Nor does the fact that the note was payable to J. C. Pirkle "or bearer" alter our ruling. An instrument payable to the order of a particular person "or bearer" will be presumed to belong to the one in possession of it (Cox v. Adams, 2 Ga. 158; 8 C. J. 1005, § 1309; 11 C. J. S. 96, § 660; Code, § 14-509), and a presumption of ownership and title in the holder will arise where the possession of such a note as the one in question is found in the payee's heirs (King v. Gottschalk,21 Iowa, 512; 11 C. J. S. 98, § 660); but possession is only presumptive evidence of title, and such presumptive ownership may be overcome by either the plaintiff's or defendant's evidence. 11 C. J. S. 99, § 660; Federal Reserve Bank of Richmond v. Whitford, 207 N.C. 267, (176 S.E. 584). In Marks v. Moore, 47 Ga.
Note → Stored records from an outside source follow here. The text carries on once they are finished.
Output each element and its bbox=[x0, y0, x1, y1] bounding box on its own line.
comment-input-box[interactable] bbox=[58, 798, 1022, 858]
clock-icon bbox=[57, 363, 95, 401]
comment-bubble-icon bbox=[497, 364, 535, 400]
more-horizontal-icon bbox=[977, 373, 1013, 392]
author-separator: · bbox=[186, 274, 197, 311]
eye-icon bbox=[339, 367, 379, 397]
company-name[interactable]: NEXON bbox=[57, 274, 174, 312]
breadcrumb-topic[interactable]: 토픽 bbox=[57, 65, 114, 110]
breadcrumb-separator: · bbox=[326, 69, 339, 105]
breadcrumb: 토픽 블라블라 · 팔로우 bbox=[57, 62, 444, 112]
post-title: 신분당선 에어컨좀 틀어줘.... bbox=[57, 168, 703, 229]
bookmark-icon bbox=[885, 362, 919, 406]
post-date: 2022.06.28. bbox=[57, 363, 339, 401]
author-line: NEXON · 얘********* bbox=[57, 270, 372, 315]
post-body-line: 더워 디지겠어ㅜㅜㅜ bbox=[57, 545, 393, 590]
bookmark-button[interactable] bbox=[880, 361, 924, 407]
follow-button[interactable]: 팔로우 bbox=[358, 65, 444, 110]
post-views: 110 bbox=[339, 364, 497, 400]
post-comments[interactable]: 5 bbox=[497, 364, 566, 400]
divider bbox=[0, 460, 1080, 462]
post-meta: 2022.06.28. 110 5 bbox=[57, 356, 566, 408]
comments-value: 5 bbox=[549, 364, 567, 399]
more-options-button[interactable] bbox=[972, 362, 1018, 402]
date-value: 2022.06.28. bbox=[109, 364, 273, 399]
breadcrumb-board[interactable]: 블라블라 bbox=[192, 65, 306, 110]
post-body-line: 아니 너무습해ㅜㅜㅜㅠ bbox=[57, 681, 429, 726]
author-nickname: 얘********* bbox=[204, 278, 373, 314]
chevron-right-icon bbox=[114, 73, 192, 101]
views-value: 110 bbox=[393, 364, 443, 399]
App. 790 (171 S.E. 557), this court held that the trial court did not err in awarding a nonsuit in a suit on a note payable to a named person and indorsed in blank by the *Page 459 
payee, where the evidence introduced by the plaintiff failed to show that the title to the note passed to him, or that he had the legal right to sue on the note. In the instant case the presumption of ownership of the note payable to J. C. Pirkle "or bearer," arising from the possession and production of the note, being rebutted by the plaintiff's own undisputed evidence, the fact of the plaintiff's possession, standing alone, was not sufficient to carry the burden, or support a finding in favor of the plaintiff. Thus possession by the plaintiff here was not an irrebuttable proof of title; and her own evidence showing that she did not have the legal title (it being in the deceased's administrator), or the legal right to sue, the judge of the superior court erred in overruling the certiorari.
Judgment reversed. Broyles, C. J., and Gardner, J.,concur.